According to the vertical graphitization furnace system of the present invention, since the flow path of the inert gas from the bottom to the top of the crucible tube is evenly formed on a plane by a plurality of rectangular crucible lines, impurities generated from the raw material can be removed more reliably.

In addition, according to the vertical graphitization furnace system of the present invention, the fluidity of the artificial graphite product discharged from the bottom of the crucible tube after the graphitization treatment is improved by the uniform inert gas flow.

In addition, according to the vertical graphitization furnace system of the present invention, the above effects help to extend the life of the crucible tube and improve the quality of manufactured artificial graphite.

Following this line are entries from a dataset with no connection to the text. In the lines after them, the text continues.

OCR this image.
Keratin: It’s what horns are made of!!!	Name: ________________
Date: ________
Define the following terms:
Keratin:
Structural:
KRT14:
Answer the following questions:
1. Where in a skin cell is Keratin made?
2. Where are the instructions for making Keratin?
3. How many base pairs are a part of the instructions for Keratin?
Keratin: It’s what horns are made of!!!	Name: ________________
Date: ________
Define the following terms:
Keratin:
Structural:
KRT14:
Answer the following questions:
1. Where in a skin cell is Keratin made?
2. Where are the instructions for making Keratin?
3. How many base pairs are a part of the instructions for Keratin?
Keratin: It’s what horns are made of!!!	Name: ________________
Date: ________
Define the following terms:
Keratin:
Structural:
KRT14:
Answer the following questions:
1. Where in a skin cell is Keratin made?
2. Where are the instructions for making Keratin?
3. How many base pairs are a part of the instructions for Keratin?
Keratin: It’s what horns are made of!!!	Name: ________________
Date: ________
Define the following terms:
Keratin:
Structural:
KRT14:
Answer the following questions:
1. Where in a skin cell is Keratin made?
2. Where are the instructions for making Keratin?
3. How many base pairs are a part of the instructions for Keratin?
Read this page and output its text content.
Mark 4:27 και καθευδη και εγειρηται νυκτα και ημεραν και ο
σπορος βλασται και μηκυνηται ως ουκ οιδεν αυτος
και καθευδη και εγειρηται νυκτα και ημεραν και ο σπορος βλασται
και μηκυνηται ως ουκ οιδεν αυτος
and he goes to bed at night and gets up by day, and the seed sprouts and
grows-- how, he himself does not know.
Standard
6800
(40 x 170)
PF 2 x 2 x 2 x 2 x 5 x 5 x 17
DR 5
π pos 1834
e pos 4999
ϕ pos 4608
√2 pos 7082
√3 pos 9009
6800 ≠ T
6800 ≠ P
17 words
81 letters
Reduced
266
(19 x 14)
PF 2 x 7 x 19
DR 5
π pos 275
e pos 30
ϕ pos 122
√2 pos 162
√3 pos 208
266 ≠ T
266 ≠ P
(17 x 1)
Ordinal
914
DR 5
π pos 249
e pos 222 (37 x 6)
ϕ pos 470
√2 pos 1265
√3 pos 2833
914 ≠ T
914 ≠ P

1 is a configuration diagram of a vertical graphitization furnace system according to the prior art.
2 is a vertical cross-sectional view of a crucible tube in a vertical graphitization furnace system according to an embodiment of the present invention.
3 is a horizontal cross-sectional view of a crucible tube in a vertical graphitization furnace system according to an embodiment of the present invention.

Hereinafter, preferred embodiments of the present invention will be described in detail with reference to the accompanying drawings.

2 and 3, the vertical graphitization furnace system of the present invention includes a transfer unit 100 for transferring and supplying raw materials for graphitization, a drying unit 200 connected to the transfer unit to heat and dry the raw materials, and , Vertical graphitization furnace 300 connected to the drying unit and including a crucible tube 310 filled with raw materials and subjected to graphitization treatment, and a rotary cooling unit for cooling the graphite produced in the vertical graphitization furnace. 400, a processing unit 500 for transporting and storing cooled graphite to the outside through the rotary cooling unit 400, and an inert gas in the crucible tube 310 coupled to the crucible tube 310 In the vertical graphitization furnace system including a vacuum control unit 600 for smooth flow, the crucible tube 1 of the vertical graphitization furnace is provided with a plurality of rectangular crucible lines 20 therein, characterized in that do.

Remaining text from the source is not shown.